Meu avô e eu tinha uma relação de distancia...( distancia essa imposta por ele e que só mais tarde vim saber a razão). No dia de seu velório, aproximei-me para vê-lo deitado no caixão de terno escuro e mãos sobrepostas, cobertas por um lenço branco. Era um dever de todos os entes queridos independente da idade, dar o ultimo adeus, com um beijo de despedida na testa de quem morresse. Embora não me sentisse querido, sentia-me na obrigação de faze-lo por uma questão de respeito a minha avó e aos que estavam presentes. Sentia arrepios só em pensar em ter que encostar minha boca naquele rosto que parecia de cera, pálido e frio, mas precisava me imbuir de coragem e seguir em frente.
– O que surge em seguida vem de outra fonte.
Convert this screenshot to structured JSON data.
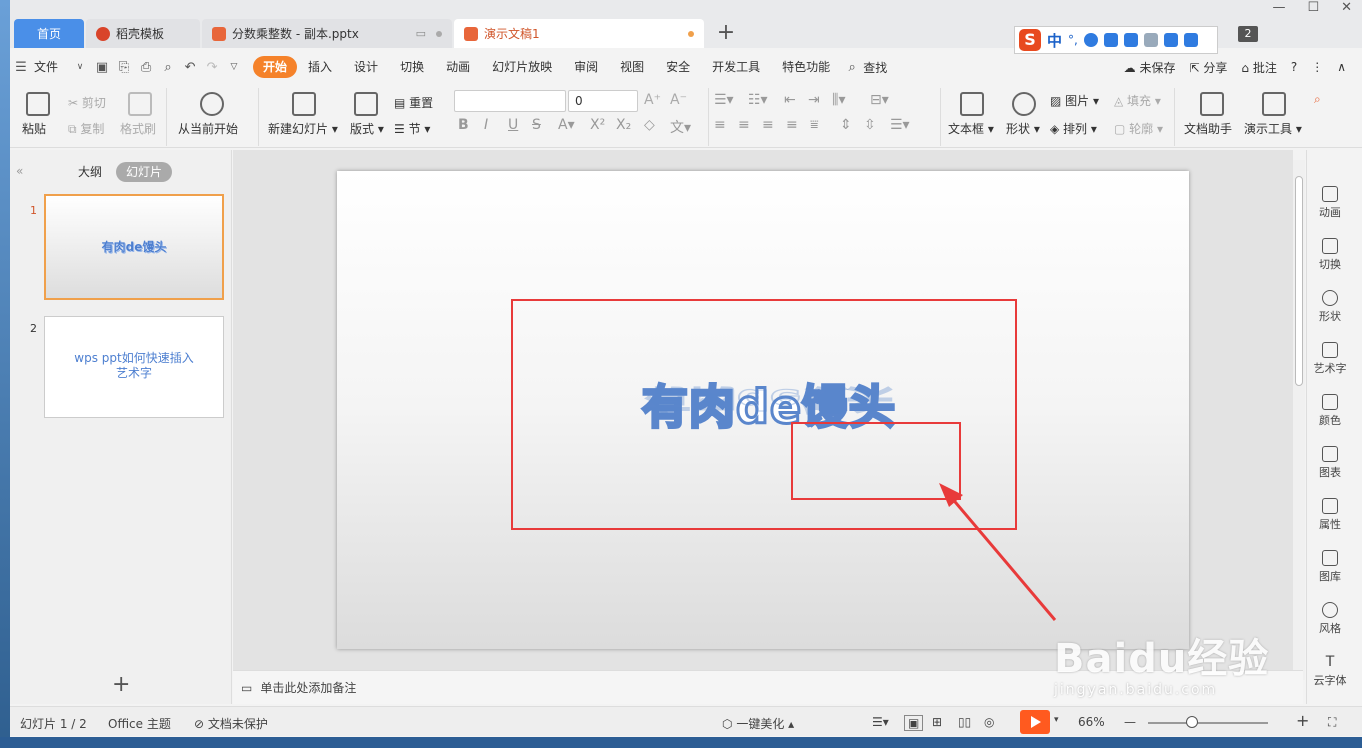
{
  "tabs": {
    "home": "首页",
    "t1": "稻壳模板",
    "t2": "分数乘整数 - 副本.pptx",
    "t3": "演示文稿1"
  },
  "ime": {
    "zh": "中"
  },
  "badge": "2",
  "menu": {
    "file": "文件",
    "items": [
      "开始",
      "插入",
      "设计",
      "切换",
      "动画",
      "幻灯片放映",
      "审阅",
      "视图",
      "安全",
      "开发工具",
      "特色功能"
    ],
    "search": "查找",
    "unsaved": "未保存",
    "share": "分享",
    "comment": "批注"
  },
  "ribbon": {
    "paste": "粘贴",
    "cut": "剪切",
    "copy": "复制",
    "format_painter": "格式刷",
    "from_current": "从当前开始",
    "new_slide": "新建幻灯片",
    "layout": "版式",
    "reset": "重置",
    "section": "节",
    "font_size": "0",
    "textbox": "文本框",
    "shape": "形状",
    "picture": "图片",
    "fill": "填充",
    "arrange": "排列",
    "outline": "轮廓",
    "doc_helper": "文档助手",
    "present_tools": "演示工具"
  },
  "leftpanel": {
    "outline_tab": "大纲",
    "slides_tab": "幻灯片",
    "slide1_num": "1",
    "slide1_title": "有肉de馒头",
    "slide2_num": "2",
    "slide2_title_line1": "wps ppt如何快速插入",
    "slide2_title_line2": "艺术字"
  },
  "slide": {
    "art_text": "有肉de馒头"
  },
  "notes": "单击此处添加备注",
  "rail": [
    "动画",
    "切换",
    "形状",
    "艺术字",
    "颜色",
    "图表",
    "属性",
    "图库",
    "风格",
    "云字体"
  ],
  "status": {
    "slide_info": "幻灯片 1 / 2",
    "theme": "Office 主题",
    "protect": "文档未保护",
    "beautify": "一键美化",
    "zoom": "66%"
  },
  "watermark": {
    "brand": "Baidu经验",
    "url": "jingyan.baidu.com"
  },
  "colors": {
    "accent": "#f5822a",
    "tab_blue": "#4a8fe8",
    "highlight_red": "#e83a3a",
    "art_blue": "#5a86cc"
  }
}
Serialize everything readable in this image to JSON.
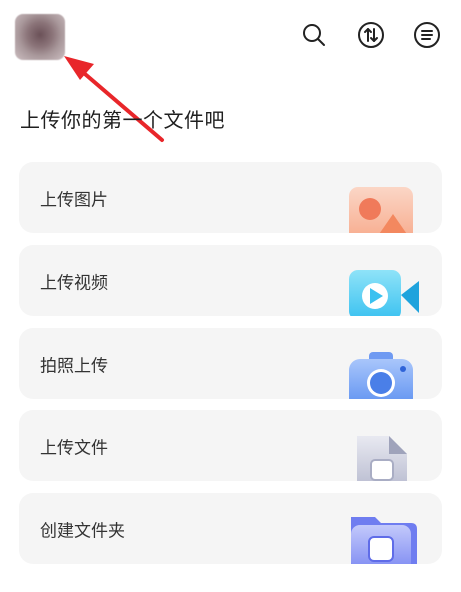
{
  "header": {
    "avatar": "user-avatar-blurred",
    "icons": [
      "search-icon",
      "transfer-icon",
      "menu-icon"
    ]
  },
  "title": "上传你的第一个文件吧",
  "cards": [
    {
      "label": "上传图片",
      "icon": "image-icon"
    },
    {
      "label": "上传视频",
      "icon": "video-icon"
    },
    {
      "label": "拍照上传",
      "icon": "camera-icon"
    },
    {
      "label": "上传文件",
      "icon": "file-icon"
    },
    {
      "label": "创建文件夹",
      "icon": "folder-icon"
    }
  ],
  "colors": {
    "annotation_arrow": "#e8262a",
    "card_background": "#f5f5f5",
    "image_icon": "#f59a7a",
    "video_icon": "#3ac1f0",
    "camera_icon": "#5b8ff0",
    "file_icon": "#b9bcd0",
    "folder_icon": "#6f7df0"
  }
}
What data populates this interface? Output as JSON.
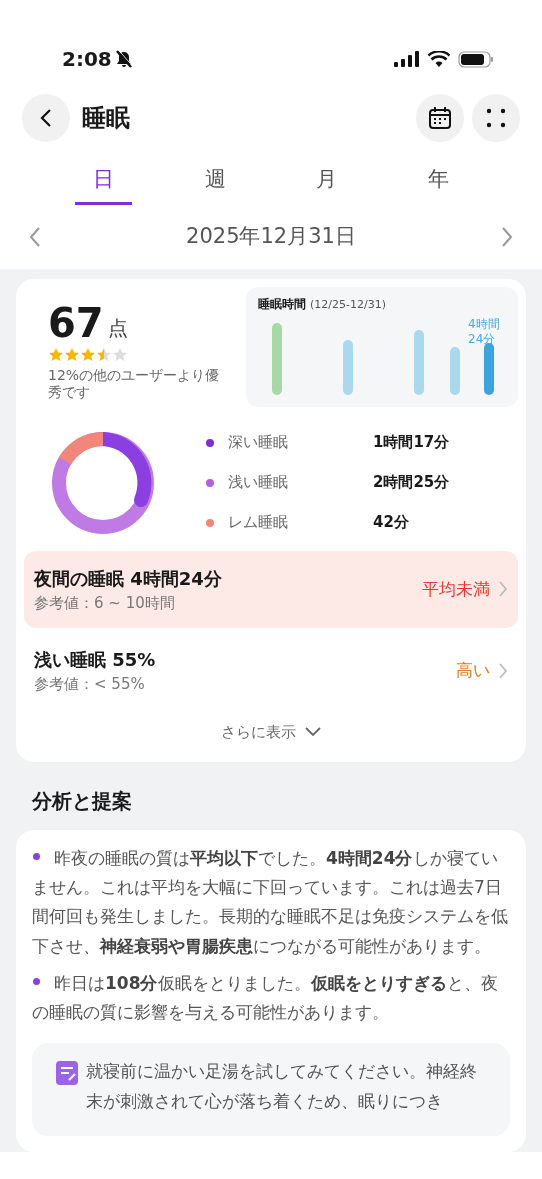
{
  "status_bar": {
    "time": "2:08",
    "muted": true
  },
  "header": {
    "title": "睡眠"
  },
  "tabs": [
    {
      "label": "日",
      "selected": true
    },
    {
      "label": "週",
      "selected": false
    },
    {
      "label": "月",
      "selected": false
    },
    {
      "label": "年",
      "selected": false
    }
  ],
  "date": "2025年12月31日",
  "score": {
    "value": "67",
    "unit": "点",
    "stars": 3.5,
    "comparison": "12%の他のユーザーより優秀です"
  },
  "duration_chart": {
    "title": "睡眠時間",
    "range": "(12/25-12/31)",
    "latest": "4時間24分"
  },
  "stages": [
    {
      "name": "深い睡眠",
      "value": "1時間17分",
      "color": "#7b2fd6"
    },
    {
      "name": "浅い睡眠",
      "value": "2時間25分",
      "color": "#b45ee0"
    },
    {
      "name": "レム睡眠",
      "value": "42分",
      "color": "#f0877a"
    }
  ],
  "metrics": [
    {
      "title": "夜間の睡眠 4時間24分",
      "reference": "参考値：6 ~ 10時間",
      "status": "平均未満",
      "kind": "below"
    },
    {
      "title": "浅い睡眠 55%",
      "reference": "参考値：< 55%",
      "status": "高い",
      "kind": "above"
    }
  ],
  "more": "さらに表示",
  "analysis": {
    "title": "分析と提案",
    "points": [
      "昨夜の睡眠の質は**平均以下**でした。**4時間24分**しか寝ていません。これは平均を大幅に下回っています。これは過去7日間何回も発生しました。長期的な睡眠不足は免疫システムを低下させ、**神経衰弱や胃腸疾患**につながる可能性があります。",
      "昨日は**108分**仮眠をとりました。**仮眠をとりすぎる**と、夜の睡眠の質に影響を与える可能性があります。"
    ],
    "tip": "就寝前に温かい足湯を試してみてください。神経終末が刺激されて心が落ち着くため、眠りにつき"
  }
}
Quando o representante do templo que ele frequentava chegou para encomendar-lhe a alma, senti que teria ainda alguns minutos antes do temido sacrifício, embora soubesse que cada vez mais se aproximava do momento. Todos se despediram e então chegou minha vez.
O beijo foi rápido e com aquela sensação de que tinha recebido um castigo e que duraria para toda a minha vida.
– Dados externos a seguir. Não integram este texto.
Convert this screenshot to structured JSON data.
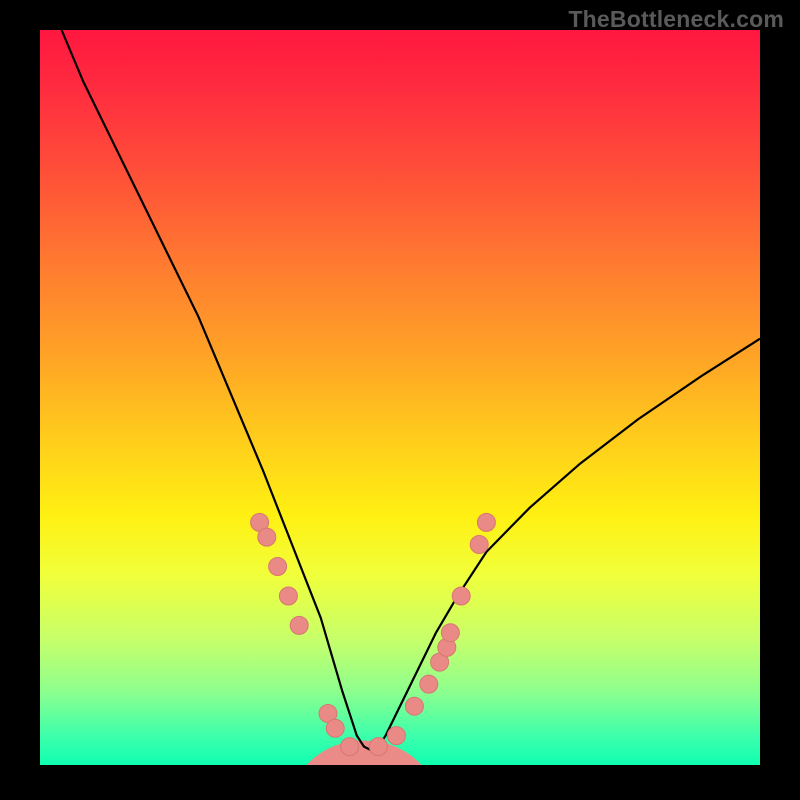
{
  "watermark": "TheBottleneck.com",
  "colors": {
    "background": "#000000",
    "curve": "#000000",
    "marker_fill": "#e98a86",
    "marker_stroke": "#d77773",
    "hump_fill": "#ea8b87"
  },
  "chart_data": {
    "type": "line",
    "title": "",
    "xlabel": "",
    "ylabel": "",
    "xlim": [
      0,
      100
    ],
    "ylim": [
      0,
      100
    ],
    "series": [
      {
        "name": "bottleneck-curve",
        "x": [
          3,
          6,
          10,
          14,
          18,
          22,
          25,
          28,
          31,
          33,
          35,
          37,
          39,
          40.5,
          42,
          43,
          44,
          45,
          46,
          47,
          48,
          49.5,
          51,
          53,
          55,
          58,
          62,
          68,
          75,
          83,
          92,
          100
        ],
        "y": [
          100,
          93,
          85,
          77,
          69,
          61,
          54,
          47,
          40,
          35,
          30,
          25,
          20,
          15,
          10,
          7,
          4,
          2.5,
          2,
          2.5,
          4,
          7,
          10,
          14,
          18,
          23,
          29,
          35,
          41,
          47,
          53,
          58
        ]
      }
    ],
    "markers": {
      "name": "data-points",
      "points": [
        {
          "x": 30.5,
          "y": 33
        },
        {
          "x": 31.5,
          "y": 31
        },
        {
          "x": 33.0,
          "y": 27
        },
        {
          "x": 34.5,
          "y": 23
        },
        {
          "x": 36.0,
          "y": 19
        },
        {
          "x": 40.0,
          "y": 7
        },
        {
          "x": 41.0,
          "y": 5
        },
        {
          "x": 43.0,
          "y": 2.5
        },
        {
          "x": 47.0,
          "y": 2.5
        },
        {
          "x": 49.5,
          "y": 4
        },
        {
          "x": 52.0,
          "y": 8
        },
        {
          "x": 54.0,
          "y": 11
        },
        {
          "x": 55.5,
          "y": 14
        },
        {
          "x": 56.5,
          "y": 16
        },
        {
          "x": 57.0,
          "y": 18
        },
        {
          "x": 58.5,
          "y": 23
        },
        {
          "x": 61.0,
          "y": 30
        },
        {
          "x": 62.0,
          "y": 33
        }
      ]
    },
    "hump": {
      "center_x": 45,
      "base_y": 0,
      "top_y": 2.5,
      "half_width": 8
    }
  }
}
O caixão foi lacrado e então todos saíram para a rua, de cabeças baixas, em silencio, acompanhando-o até sua morada final.
O corpo quando é preparado e entregue aos familiares, não é o mesmo da pessoa que conhecemos, vem alterado, completamente alterado. A face vem maquiada com pó de mármore e os lábios de cor desbotado, fugindo do que habitualmente conhecemos. Tudo perde a cor, até os traços marcados por sentimentos desaparecem e não são mais reconhecidos por nós. Há uma falsa serenidade presente, uma imobilidade impactante que assusta.
A alma foge do corpo e não é mais possível ver o brilho nos olhos, por hora fechados, para sempre fechados. Desta forma, sem alma, não pode existir serenidade.
Já não temos presente a pessoa que conhecíamos, temos apenas um pedaço de carne, diferente de quem conhecíamos e então começamos a sentir saudades do que está faltando e que não está ali, como se tudo fosse um teatro, uma mentira que tomaremos como verdade para sempre.